Getty Images
How Long-Term Health Plan Enrollment Supports Value-Based Care
Long-term health plan enrollment can allow for better investments that drive lasting positive health outcomes.
Realizing value-based care success is easier said than done. While a primary goal of value-based care is to improve long-term health outcomes and costs, that can be difficult when consumers’ healthcare journeys are disrupted each year.
In simple terms, it takes longer than 12 months to meaningfully change health outcomes, placing the notion of annual enrollment in direct opposition to value-based care.
Moving from annual enrollment to long-term health plan enrollment can help encourage investments in care that will lead to lasting improvements, according to Sachin Jain, MD, president and chief executive officer of SCAN Group and SCAN Health Plan.
“Having a healthcare system that thinks longer-term is the foundation for everything that’s going to make healthcare better. One of our biggest challenges as a healthcare industry is that we think way too short-term,” Jain told HealthPayerIntelligence.
“A foundation of value-based care is the ability to invest in creating improvements in healthcare outcomes. The issue with investing in improvement is that you invest typically when there is an expected return.”
For this reason, current value-based care efforts tend to focus on acute utilization management, such as reducing hospitalizations or readmissions. While payers and patients can certainly benefit from this kind of prevention, it has little impact on long-term health.

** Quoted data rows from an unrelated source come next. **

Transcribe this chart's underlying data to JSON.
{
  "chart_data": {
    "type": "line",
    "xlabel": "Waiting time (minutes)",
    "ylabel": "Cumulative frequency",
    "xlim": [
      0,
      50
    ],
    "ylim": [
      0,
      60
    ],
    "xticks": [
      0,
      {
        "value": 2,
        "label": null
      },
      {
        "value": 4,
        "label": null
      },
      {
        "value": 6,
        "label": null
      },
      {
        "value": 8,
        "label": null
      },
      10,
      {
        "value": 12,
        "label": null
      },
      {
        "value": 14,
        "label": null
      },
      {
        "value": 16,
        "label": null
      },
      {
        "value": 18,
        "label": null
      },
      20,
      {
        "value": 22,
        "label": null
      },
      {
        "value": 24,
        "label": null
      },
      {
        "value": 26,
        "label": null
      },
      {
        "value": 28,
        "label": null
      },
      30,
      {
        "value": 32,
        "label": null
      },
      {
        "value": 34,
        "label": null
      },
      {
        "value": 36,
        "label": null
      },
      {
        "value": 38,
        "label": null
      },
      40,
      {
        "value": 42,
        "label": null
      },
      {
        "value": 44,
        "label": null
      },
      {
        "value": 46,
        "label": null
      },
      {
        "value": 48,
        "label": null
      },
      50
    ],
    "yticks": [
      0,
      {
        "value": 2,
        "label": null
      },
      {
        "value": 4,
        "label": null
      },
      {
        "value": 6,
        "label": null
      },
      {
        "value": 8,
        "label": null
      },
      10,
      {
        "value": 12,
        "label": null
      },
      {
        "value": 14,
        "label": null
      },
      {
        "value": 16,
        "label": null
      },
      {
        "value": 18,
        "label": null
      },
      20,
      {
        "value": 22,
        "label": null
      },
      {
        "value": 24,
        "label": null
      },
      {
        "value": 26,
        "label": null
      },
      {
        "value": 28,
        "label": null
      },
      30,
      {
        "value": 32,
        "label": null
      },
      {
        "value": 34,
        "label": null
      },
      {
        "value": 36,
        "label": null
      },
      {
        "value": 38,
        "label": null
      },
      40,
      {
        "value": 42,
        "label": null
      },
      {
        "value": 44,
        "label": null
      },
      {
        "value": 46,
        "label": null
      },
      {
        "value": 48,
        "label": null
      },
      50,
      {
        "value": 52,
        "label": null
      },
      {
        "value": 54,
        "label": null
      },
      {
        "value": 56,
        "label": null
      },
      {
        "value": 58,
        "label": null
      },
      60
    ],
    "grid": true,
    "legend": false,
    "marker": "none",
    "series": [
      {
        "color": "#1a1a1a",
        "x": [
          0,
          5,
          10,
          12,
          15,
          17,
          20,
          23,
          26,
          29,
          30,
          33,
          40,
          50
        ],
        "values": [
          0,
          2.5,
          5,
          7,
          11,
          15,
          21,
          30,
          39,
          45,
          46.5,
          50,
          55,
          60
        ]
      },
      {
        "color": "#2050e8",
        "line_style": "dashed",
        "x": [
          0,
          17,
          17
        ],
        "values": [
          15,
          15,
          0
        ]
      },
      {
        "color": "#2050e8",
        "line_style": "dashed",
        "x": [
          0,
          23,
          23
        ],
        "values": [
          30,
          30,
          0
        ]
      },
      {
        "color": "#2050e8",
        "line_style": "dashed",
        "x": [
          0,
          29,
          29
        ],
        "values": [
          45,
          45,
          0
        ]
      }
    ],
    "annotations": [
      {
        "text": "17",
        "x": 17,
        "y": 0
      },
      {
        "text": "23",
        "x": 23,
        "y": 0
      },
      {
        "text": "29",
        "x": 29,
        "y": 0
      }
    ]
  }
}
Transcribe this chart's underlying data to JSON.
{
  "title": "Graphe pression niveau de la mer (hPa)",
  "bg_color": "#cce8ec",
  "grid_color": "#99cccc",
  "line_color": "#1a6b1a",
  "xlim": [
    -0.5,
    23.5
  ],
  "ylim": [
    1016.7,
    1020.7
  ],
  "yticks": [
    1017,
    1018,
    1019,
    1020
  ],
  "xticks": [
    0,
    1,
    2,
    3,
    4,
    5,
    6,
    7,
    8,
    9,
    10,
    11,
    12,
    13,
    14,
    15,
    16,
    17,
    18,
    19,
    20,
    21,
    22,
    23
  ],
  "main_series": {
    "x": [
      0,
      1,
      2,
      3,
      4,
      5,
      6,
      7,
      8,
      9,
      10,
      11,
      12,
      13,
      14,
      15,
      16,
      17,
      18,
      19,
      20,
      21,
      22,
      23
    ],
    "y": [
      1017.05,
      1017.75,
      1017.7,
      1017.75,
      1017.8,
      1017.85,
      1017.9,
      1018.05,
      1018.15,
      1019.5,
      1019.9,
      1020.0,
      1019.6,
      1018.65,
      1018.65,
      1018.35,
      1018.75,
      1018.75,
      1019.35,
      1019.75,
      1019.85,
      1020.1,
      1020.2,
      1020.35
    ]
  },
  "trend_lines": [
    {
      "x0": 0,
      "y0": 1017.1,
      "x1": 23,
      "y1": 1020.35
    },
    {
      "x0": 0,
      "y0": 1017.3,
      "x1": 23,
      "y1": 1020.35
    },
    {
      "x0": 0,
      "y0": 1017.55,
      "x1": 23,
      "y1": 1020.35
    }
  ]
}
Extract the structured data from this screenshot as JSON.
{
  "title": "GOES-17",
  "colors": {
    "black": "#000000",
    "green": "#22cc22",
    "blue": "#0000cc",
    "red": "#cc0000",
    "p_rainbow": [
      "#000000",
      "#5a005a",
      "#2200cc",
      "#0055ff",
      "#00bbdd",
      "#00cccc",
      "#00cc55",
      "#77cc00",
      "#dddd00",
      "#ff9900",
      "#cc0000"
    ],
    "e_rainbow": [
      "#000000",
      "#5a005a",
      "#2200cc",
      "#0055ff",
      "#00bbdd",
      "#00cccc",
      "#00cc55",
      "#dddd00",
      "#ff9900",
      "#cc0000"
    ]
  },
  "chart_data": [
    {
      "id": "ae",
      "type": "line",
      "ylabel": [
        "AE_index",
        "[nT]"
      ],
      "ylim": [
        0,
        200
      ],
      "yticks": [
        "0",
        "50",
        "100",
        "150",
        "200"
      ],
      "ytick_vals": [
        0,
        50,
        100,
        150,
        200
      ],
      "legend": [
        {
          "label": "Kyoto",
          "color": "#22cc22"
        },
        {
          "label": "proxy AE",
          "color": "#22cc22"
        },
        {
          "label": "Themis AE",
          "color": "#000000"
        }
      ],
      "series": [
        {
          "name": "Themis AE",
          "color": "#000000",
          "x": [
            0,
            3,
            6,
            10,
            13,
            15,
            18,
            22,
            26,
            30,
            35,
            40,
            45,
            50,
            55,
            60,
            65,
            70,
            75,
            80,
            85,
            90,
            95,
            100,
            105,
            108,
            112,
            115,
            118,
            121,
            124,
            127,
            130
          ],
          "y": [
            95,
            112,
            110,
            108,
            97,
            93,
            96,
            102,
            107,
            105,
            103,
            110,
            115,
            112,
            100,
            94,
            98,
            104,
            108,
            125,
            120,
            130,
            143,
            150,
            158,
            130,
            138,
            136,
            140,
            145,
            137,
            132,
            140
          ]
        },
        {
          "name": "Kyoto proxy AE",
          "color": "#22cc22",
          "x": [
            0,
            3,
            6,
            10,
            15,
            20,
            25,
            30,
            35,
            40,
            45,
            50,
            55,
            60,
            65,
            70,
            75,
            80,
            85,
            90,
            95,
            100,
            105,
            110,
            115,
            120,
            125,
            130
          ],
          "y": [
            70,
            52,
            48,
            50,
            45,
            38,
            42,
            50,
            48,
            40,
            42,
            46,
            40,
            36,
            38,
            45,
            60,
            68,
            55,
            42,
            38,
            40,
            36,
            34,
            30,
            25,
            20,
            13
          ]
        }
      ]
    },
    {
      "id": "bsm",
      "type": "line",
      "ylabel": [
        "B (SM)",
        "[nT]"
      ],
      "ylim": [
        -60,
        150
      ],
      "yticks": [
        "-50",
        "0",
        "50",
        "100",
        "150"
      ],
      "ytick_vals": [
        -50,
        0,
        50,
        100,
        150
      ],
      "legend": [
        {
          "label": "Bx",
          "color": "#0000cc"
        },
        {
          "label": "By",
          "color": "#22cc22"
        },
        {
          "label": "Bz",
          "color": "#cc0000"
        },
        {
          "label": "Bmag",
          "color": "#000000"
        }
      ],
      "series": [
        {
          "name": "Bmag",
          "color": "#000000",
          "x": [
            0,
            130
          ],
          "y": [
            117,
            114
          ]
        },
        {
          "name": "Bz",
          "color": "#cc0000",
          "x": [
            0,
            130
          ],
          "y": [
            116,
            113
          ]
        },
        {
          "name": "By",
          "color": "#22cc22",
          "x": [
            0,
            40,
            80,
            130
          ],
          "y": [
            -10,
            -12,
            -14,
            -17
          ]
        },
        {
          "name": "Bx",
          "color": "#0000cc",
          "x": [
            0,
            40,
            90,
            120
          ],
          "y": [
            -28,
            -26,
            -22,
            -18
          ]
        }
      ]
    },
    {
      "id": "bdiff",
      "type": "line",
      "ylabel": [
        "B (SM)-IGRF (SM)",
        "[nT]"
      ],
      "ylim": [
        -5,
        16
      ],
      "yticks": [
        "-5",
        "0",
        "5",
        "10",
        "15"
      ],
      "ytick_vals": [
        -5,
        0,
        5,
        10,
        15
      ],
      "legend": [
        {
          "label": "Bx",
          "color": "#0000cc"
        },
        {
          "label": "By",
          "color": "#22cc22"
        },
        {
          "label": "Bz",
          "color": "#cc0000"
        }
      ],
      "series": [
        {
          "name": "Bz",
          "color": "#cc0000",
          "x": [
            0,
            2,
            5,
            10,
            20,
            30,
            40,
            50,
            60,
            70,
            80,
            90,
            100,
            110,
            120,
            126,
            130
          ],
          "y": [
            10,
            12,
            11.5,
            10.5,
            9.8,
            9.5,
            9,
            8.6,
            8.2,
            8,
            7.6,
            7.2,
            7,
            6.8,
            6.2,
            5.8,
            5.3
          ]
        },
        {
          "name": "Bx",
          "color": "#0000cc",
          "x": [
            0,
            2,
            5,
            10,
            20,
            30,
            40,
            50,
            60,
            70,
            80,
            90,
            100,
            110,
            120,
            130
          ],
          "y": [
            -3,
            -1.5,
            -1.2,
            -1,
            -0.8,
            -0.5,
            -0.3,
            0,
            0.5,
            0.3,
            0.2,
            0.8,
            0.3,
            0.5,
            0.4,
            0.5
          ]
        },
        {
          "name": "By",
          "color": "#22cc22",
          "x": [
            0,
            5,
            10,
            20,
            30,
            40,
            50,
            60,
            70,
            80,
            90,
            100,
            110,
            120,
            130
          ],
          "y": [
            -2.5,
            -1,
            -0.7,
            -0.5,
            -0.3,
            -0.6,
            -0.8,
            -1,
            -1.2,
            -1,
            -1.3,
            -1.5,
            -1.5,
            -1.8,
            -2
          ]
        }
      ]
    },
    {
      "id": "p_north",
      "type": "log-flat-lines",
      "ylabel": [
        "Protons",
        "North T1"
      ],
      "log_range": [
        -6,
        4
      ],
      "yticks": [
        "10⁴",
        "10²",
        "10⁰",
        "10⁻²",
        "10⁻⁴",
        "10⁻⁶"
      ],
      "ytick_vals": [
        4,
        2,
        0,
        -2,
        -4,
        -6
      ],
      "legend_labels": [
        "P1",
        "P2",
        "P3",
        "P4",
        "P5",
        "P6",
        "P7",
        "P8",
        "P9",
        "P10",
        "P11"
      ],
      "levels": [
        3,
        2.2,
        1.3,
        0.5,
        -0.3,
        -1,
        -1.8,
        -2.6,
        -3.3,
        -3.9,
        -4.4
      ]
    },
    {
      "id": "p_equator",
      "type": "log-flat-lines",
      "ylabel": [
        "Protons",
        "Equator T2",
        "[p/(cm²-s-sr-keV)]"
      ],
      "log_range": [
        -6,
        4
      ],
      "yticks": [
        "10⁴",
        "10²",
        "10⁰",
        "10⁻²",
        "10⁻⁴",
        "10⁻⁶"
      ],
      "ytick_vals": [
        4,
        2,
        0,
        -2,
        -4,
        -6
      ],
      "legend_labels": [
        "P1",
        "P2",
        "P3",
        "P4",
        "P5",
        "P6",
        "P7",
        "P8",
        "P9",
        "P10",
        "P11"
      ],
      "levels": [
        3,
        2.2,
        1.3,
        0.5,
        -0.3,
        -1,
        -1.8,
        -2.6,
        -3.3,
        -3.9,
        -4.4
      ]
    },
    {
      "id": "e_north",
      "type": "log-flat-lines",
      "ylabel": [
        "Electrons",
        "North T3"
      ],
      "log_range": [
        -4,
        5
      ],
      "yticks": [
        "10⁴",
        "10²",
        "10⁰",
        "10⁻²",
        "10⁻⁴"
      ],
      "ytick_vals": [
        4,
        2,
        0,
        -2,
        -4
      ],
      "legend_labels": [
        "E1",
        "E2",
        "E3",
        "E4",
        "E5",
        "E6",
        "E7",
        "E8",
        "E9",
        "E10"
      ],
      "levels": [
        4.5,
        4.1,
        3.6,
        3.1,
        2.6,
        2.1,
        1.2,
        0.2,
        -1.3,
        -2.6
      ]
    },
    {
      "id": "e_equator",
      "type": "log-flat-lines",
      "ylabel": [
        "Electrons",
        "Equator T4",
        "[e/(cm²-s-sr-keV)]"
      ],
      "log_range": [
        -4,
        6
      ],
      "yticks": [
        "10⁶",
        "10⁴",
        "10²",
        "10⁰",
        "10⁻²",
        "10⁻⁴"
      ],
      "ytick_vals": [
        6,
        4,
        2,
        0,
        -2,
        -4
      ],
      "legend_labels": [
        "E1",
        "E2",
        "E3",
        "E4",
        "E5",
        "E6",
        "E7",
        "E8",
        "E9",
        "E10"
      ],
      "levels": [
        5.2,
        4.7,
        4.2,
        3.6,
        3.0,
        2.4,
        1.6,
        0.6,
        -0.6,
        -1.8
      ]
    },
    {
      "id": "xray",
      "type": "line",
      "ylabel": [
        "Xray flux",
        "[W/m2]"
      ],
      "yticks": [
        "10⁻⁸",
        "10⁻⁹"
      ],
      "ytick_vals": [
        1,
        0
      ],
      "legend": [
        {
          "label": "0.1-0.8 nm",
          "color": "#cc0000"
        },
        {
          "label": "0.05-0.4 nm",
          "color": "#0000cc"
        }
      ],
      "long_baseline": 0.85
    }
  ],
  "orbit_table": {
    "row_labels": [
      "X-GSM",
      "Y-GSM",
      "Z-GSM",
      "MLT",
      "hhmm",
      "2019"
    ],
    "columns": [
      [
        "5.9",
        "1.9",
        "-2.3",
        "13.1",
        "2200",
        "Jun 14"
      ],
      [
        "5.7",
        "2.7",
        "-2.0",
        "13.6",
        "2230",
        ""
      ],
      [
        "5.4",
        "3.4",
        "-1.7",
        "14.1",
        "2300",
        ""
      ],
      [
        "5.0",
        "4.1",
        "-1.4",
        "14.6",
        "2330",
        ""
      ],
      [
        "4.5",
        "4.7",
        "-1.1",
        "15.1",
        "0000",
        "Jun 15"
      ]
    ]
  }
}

“The things you would do if you were trying to improve healthcare costs or outcomes over the long term would be very different from the kinds of things you would do if you were interested in changing costs and outcomes for the short term,” said Jain.
Annual enrollment results in an ever-changing member population for health plans, making it difficult to promote long-term value. Meanwhile, longer-term enrollment stretches can give payers a new path to value.
“In a world in which you had a longer-term time horizon, you might make deeper and bigger investments in true chronic disease management, population health, and prevention, as opposed to just trying to manage transitions of care better or trying to divert patients from the emergency room to a skilled nursing facility,” Jain explained.
Jain is calling for a three-year enrollment period. While a five- or ten-year period would ideally lead to the most optimal health outcomes, a shorter stretch would help mitigate concerns of consumers losing choice.
If health plans can invest in a member’s care over three years, that care would look far different from how it is now, according to Jain.
For example, plans could invest more in social determinants of health initiatives, such as food benefits. Additionally, plans could offer members digital tools and technologies that would not generate a return on investment in a six- to 12-month period but would work over a multi-year timeline.
Jain’s view of long-term enrollment includes exceptions allowing members to switch plans prematurely if they move geographies or have multiple unaddressed grievances with their health plans.
“There’s a lot of people who believe there’s something magical about one year. I want to start to try to fracture that myth,” Jain said. “There’s another group of people who believe the primary thing patients care about is choice, and I want to fracture that myth too. I think the thing that people care most about is competence and excellence.”
Eliminating annual enrollment also has important health equity implications, as minority and low-income populations are disproportionately impacted when the healthcare system operates with a short-term lens. Long-term enrollment could help undo the downstream effects of people having experienced poor social determinants of health, Jain shared.
The first step toward long-term health plan enrollment requires action from the Center for Medicare and Medicaid Innovation (CMMI). CMMI should launch an opt-in test, placing the responsibility on payers to convince their members to commit to their health plan for three years instead of one. In this scenario, plans would have to demonstrate to members how additional investments would benefit their long-term health.
A good starting place for this transition is Medicare Advantage. Since Medicare Advantage beneficiaries are also eligible for Medicare, they won’t be switching between markets, which creates an initial sense of stability.
“The opportunities to move healthcare costs over a three-year period are profound in the older adult population,” Jain noted.
Older adults deserve consistency and optimized care in the time between the start of Medicare eligibility and the end of their life. But the ten years before a person becomes eligible for Medicare are also crucial, as what happens during this time can shape health outcomes in the years following age 65, he added.
While it may seem like a complete upheaval of the current system, shifting from annual enrollment to long-term enrollment offers a clear path to advancing value-based care.
“Healthcare stakeholders and regulators need to wake up and start to acknowledge that the abnormal things we think are normal aren’t normal. Thinking about health outcomes in a one-year life cycle is not normal,” Jain concluded.